In clinical work, the only gold standard for the diagnosis of diabetic nephropathy is still renal biopsy. However, it cannot be done in some individuals. As an invasive tool, renal biopsy can only be performed in those who do not have contraindications. On the other hand, renal biopsy is relatively expensive. As a result, it is still diagnosed based on its clinical presentation in most clinical work. According to relevant guidelines, screening and staging of early diabetic kidney disease is based on levels of albuminuria and eGFR (Levey et al., 2011). Especially, the albuminuria is the important diagnostic or prognostic biomarker of DKD currently used in clinical practice. However, there is still a significant proportion of patients with DKD who are negative for proteinuria (non-albuminuria phenotype), which makes it difficult to diagnose DKD early (Penno et al., 2011). Several biomarkers associated with tubular injury have been identified as potent predictors of renal outcome. It has been reported that circulating tumor necrosis factor receptors (TNFR) 1 and 2 was strongly associated with the prognosis of diabetic patients (Hwang et al., 2017). A growing body of literature supports that inflammatory processes and renal tubular damage play a significant role in the early course of DKD (Gilbert and Cooper, 1999; Thomas et al., 2005; Magri and Fava, 2009). Therefore, in this study we focus on markers of tubular injury and early detect renal injury.

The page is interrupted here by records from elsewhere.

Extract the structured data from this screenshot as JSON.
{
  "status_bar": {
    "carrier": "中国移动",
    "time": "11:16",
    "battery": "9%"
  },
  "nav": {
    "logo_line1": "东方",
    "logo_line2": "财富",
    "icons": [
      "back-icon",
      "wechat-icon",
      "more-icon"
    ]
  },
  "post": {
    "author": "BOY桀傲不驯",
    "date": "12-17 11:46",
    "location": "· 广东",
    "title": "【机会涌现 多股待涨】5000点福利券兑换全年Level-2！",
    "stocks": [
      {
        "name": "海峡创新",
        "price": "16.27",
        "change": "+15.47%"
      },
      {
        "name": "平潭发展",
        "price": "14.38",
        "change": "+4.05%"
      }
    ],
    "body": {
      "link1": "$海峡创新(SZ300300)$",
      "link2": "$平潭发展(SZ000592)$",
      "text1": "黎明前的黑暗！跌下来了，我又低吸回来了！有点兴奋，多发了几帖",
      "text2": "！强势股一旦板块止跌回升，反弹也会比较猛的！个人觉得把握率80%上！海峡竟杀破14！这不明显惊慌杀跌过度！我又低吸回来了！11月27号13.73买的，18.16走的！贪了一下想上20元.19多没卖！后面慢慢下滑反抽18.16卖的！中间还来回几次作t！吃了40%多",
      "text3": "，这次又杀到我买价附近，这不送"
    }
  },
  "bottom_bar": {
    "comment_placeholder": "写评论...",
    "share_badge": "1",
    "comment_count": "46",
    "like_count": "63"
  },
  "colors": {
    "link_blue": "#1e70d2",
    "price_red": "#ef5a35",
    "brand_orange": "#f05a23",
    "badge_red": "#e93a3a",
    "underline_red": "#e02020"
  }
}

As low molecular weight proteins, α1-microglobulin (α1-MG) and β2-microglobulin (β2-MG) has properties that are readily filtered by glomeruli and reabsorbed and catabolized by proximal tubular cells and as a marker of tubular function injury has also been studied in other types of diseases (Yu et al., 1983). In one study, α1-MG and β2-MG were found to be associated with eGFR independently of albuminuria, suggesting that they may play an important role in the development and progression of DKD (Jiang et al., 2018). In another American study, it was found that urinary B2-MG excretion was significantly correlated with the severity of tubulointerstitial damage in patients with DKD confirmed by renal biopsy, indicating that B2-MG also has a good predictive ability in the early stage of DKD (Mise et al., 2016a; Siddiqui et al., 2019). N-acetyl-beta-D-glucosaminidase (NAG) is a lysosomal enzyme, and in recent studies, NAG has shown a strong association with the early course of DKD. Previous studies have reported that in early-stage patients with DKD, compared with the appearance of albuminuria, it is more likely to be manifested by increased excretion of urinary NAG, so this biomarker may well predict the early occurrence of DKD before protein leakage (Nauta et al., 2011; Fu et al., 2012). Retinol-binding Protein (RBP), discovered by Berggard in 1961 in immunoelectrophoresis, can be filtered through the glomeruli, most of which is reabsorbed by proximal renal tubular epithelial cells, and only a small amount is excreted from the urine. Urinary retinol-binding protein is an indicator of early renal tubular injury in patients with multiple myeloma (Rezk et al., 2021). Meanwhile, URBP excretion was found to be increased in diabetic patients compared with healthy subjects and correlated with 24-hour urinary protein and serum creatinine. (Zahra et al., 2014). In addition, urinary RBP excretion was higher in patients with diabetic macrovascular and/or microvascular complications compared with patients without diabetic macrovascular or microvascular complications (Hong et al., 2000a; Hong et al., 2000b). This confirms that URBP has an important role in predicting renal complications in diabetic patients. URBP is also a predictor of dialysis risk, doubling of serum creatinine or death in DKD patients, suggesting that URBP can be used as a prognostic indicator for DKD patients (Titan et al., 2012).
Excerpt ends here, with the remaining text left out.